Have you hit a big block to your creative awesomeness? Is your muse passed beyond your capability to hear? I to have encountered such problems, and there are a few steps that I’ve found help me break through that wall and regain my juju. I look to the past. I realize this is a vague point of reference, but if you’ll allow me I’ll be more than happy to show you what I mean.
I look to my own past works. It has on more than one occasion been the case that reading my older works has produced an idea that itself became a story unto itself. Also when I’ve went back through the annals of my own creative history, I may find a way to improve on an existing story. Editing (or rewriting as sometimes is the case) can be just the spark you need to reconnect with that force that drives you to create. I have rewritten several of my stories years after having set them aside, which is nice because I like to think I haven’t peaked in the craft at this time and can bring a new life and insight to these stories by the experiences I’ve had since the original writing and also the skill I’ve learned as a writer since that time.
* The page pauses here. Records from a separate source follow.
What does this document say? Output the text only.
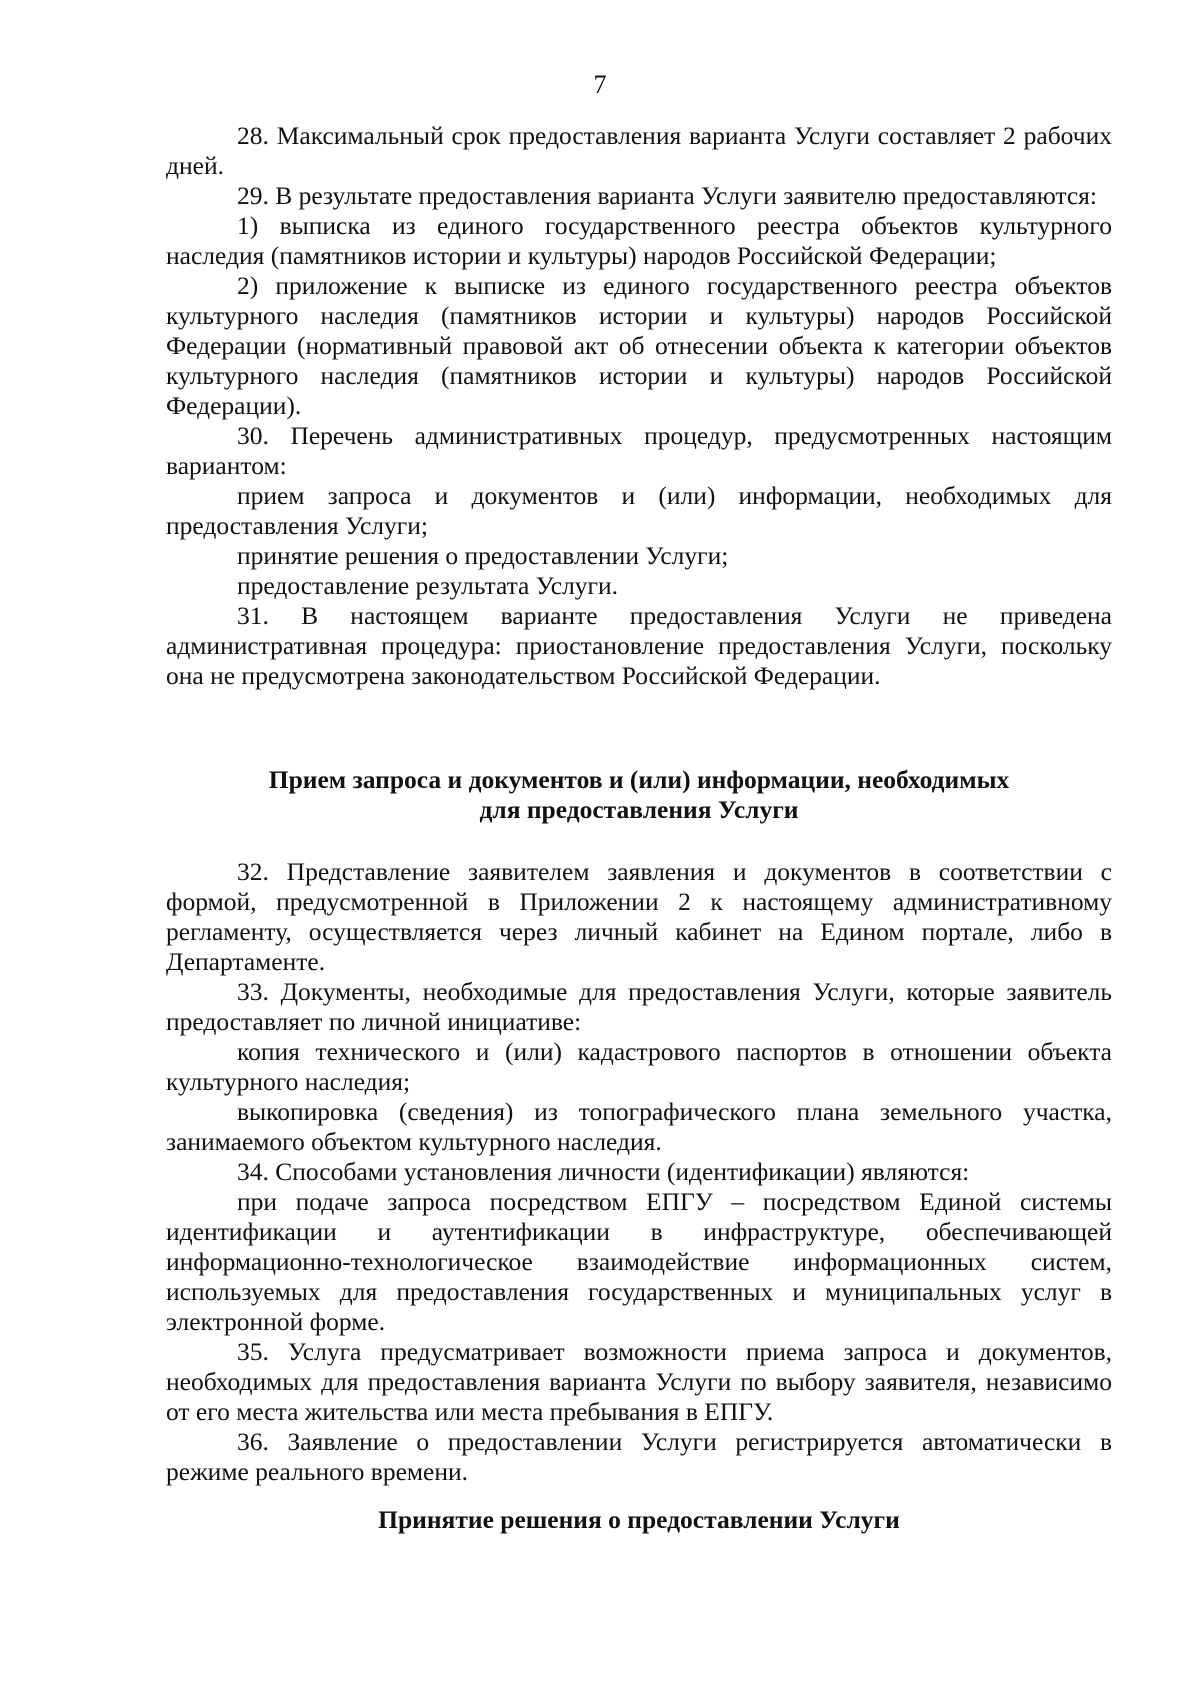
7

28. Максимальный срок предоставления варианта Услуги составляет 2 рабочих дней.

29. В результате предоставления варианта Услуги заявителю предоставляются:

1) выписка из единого государственного реестра объектов культурного наследия (памятников истории и культуры) народов Российской Федерации;

2) приложение к выписке из единого государственного реестра объектов культурного наследия (памятников истории и культуры) народов Российской Федерации (нормативный правовой акт об отнесении объекта к категории объектов культурного наследия (памятников истории и культуры) народов Российской Федерации).

30. Перечень административных процедур, предусмотренных настоящим вариантом:

прием запроса и документов и (или) информации, необходимых для предоставления Услуги;

принятие решения о предоставлении Услуги;

предоставление результата Услуги.

31. В настоящем варианте предоставления Услуги не приведена административная процедура: приостановление предоставления Услуги, поскольку она не предусмотрена законодательством Российской Федерации.

Прием запроса и документов и (или) информации, необходимых
для предоставления Услуги

32. Представление заявителем заявления и документов в соответствии с формой, предусмотренной в Приложении 2 к настоящему административному регламенту, осуществляется через личный кабинет на Едином портале, либо в Департаменте.

33. Документы, необходимые для предоставления Услуги, которые заявитель предоставляет по личной инициативе:

копия технического и (или) кадастрового паспортов в отношении объекта культурного наследия;

выкопировка (сведения) из топографического плана земельного участка, занимаемого объектом культурного наследия.

34. Способами установления личности (идентификации) являются:

при подаче запроса посредством ЕПГУ – посредством Единой системы идентификации и аутентификации в инфраструктуре, обеспечивающей информационно-технологическое взаимодействие информационных систем, используемых для предоставления государственных и муниципальных услуг в электронной форме.

35. Услуга предусматривает возможности приема запроса и документов, необходимых для предоставления варианта Услуги по выбору заявителя, независимо от его места жительства или места пребывания в ЕПГУ.

36. Заявление о предоставлении Услуги регистрируется автоматически в режиме реального времени.

Принятие решения о предоставлении Услуги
Another part of the past I’ll look into is myth. All writers essentially craft modern day myth. Twilight, Harry Potter, Gabriel Allon, Jack Reacher, and Repairman Jack are all characters of our modern day myths (if you don’t recognize any of these names or titles please look them up on google or amazon). So there is no harm in looking to our foregone counterparts who told tales of mortals and immortals, monsters and heroes. (Do we create from within or merely channel that flow of imagination and storytelling that has always existed? That is a topic for a much heftier blog.) Isn’t that what we do, tell stories of good and evil, heroes and the monsters they face? The names, weapons, and faces of evil may have changed but so has the face of the earth, our stories must evolve to remain relevant. However that doesn’t mean that we can’t learn from the myths of old let’s take Odysseus and his heralding voyage to return home originally give to us by Homer (and no, I don’t mean Simpson). What could we do with that? Well, make Odysseus a soldier in a different time say now and put him in the deserts of Iraq of mountains of Afghanistan. Transform his hardships into things from that region and portray his treacherous journey home. Put him in a spaceship and turn it into a science fiction story. There is value in taking the classics we live with and changing one facet of the stories.
The final piece of the past you should look at is history itself. Is there an opportunity for you to tell a story against a historic backdrop or is there a historical situation that you can transport to a different place and time to create something new. Joss Whedon’s Firefly is something along those lines. He took a group of Confederate soldiers after the Civil War and changed the war, changed the reasons, and changed the when and where to create a great story with wonderful characters that resonate with the audience. So what historical events from feudal Japan, ancient Mesopotamia, early North America, or other locale in history can you go to find something to light the creative fire? That is between you and your imagination.
These are just some of the things I do when I’m in a dry spell. They normally work for me, and I hope they could work for you. I’ve been in slumps where everything I wrote was horrible and I hated all of it, but later when I’ve come back to it I was able to use it as a part of something else or completely rewrite it and it became a stand alone piece. So look to the past to find your inspiration for the future.